ART | EXPO

La forêt des esprits

14 Sep - 30 Sep 2018
Vernissage le 14 Sep 2018

L’exposition « La forêt des esprits » à Plateforme, à Paris, revisite le motif de la forêt à travers les dessins et installations de Laurent Debraux, Marie Denis, Luc Doerflinger, Hélène Muheim, Chloé Poizat et François Réau. Des œuvres qui évoquent les multiples facettes de ce lieu ambigu, à la fois synonyme de l’insouciance de l’enfance et de peurs ancestrales, de savoir et de mystère.

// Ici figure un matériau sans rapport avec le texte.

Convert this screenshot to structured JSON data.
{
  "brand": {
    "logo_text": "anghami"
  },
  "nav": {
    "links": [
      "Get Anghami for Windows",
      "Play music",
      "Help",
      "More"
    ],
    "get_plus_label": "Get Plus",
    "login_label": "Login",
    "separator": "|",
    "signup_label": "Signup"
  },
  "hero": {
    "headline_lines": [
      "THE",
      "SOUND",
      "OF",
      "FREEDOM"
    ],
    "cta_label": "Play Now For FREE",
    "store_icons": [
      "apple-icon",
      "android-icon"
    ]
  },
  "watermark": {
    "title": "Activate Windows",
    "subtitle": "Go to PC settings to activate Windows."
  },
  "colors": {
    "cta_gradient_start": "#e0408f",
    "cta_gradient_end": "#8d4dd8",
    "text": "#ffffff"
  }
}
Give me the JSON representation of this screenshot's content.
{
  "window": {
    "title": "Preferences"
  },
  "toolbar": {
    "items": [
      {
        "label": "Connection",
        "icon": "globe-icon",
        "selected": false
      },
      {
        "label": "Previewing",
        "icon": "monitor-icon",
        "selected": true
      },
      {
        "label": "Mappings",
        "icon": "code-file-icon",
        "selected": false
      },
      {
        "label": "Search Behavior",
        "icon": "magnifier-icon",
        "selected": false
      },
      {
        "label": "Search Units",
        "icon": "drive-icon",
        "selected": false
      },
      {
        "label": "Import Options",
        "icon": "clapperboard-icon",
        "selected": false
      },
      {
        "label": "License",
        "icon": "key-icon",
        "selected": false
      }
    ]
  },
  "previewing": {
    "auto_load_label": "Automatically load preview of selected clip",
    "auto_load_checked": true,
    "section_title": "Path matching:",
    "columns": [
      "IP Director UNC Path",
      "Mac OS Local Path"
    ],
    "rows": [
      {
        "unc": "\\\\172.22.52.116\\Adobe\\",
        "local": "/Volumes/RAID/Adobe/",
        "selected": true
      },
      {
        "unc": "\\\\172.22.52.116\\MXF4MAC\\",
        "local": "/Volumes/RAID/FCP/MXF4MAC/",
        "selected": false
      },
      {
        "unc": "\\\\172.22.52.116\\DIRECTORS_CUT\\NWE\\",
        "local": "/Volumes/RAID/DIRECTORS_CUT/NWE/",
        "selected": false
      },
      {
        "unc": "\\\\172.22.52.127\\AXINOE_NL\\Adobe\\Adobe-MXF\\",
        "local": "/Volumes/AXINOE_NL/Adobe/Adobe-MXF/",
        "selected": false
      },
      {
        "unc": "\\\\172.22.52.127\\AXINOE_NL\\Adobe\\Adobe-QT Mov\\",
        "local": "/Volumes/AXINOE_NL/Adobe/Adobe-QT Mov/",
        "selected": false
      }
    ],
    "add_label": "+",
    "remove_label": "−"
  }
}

L’exposition « La forêt des esprits » à Plateforme, à Paris, réunit les dessins, sculptures et installations de six artistes contemporains qui proposent leur vision de ce lieu ambivalent et teinté de mystère qu’est la forêt.

« La forêt des esprits » : la forêt, un motif ambigu

Les œuvres de Laurent Debraux, Marie Denis, Luc Doerflinger, Hélène Muheim, Chloé Poizat et François Réau s’inscrivent dans la continuité d’une histoire mythologique, religieuse, littéraire et artistique qui de tout temps a fait de la forêt un motif majeur et marqué par l’ambivalence. La forêt est dans la tradition occidentale le lieu où s’inverse la logique et où la perception se trouble, elle est synonyme de légendes, elle évoque la promenade, la gaieté de l’enfance mais aussi la menace de s’y perdre ou d’y rencontrer des créatures terrifiantes, elle est source de découverte et de connaissance mais aussi un territoire de secrets et de superstitions.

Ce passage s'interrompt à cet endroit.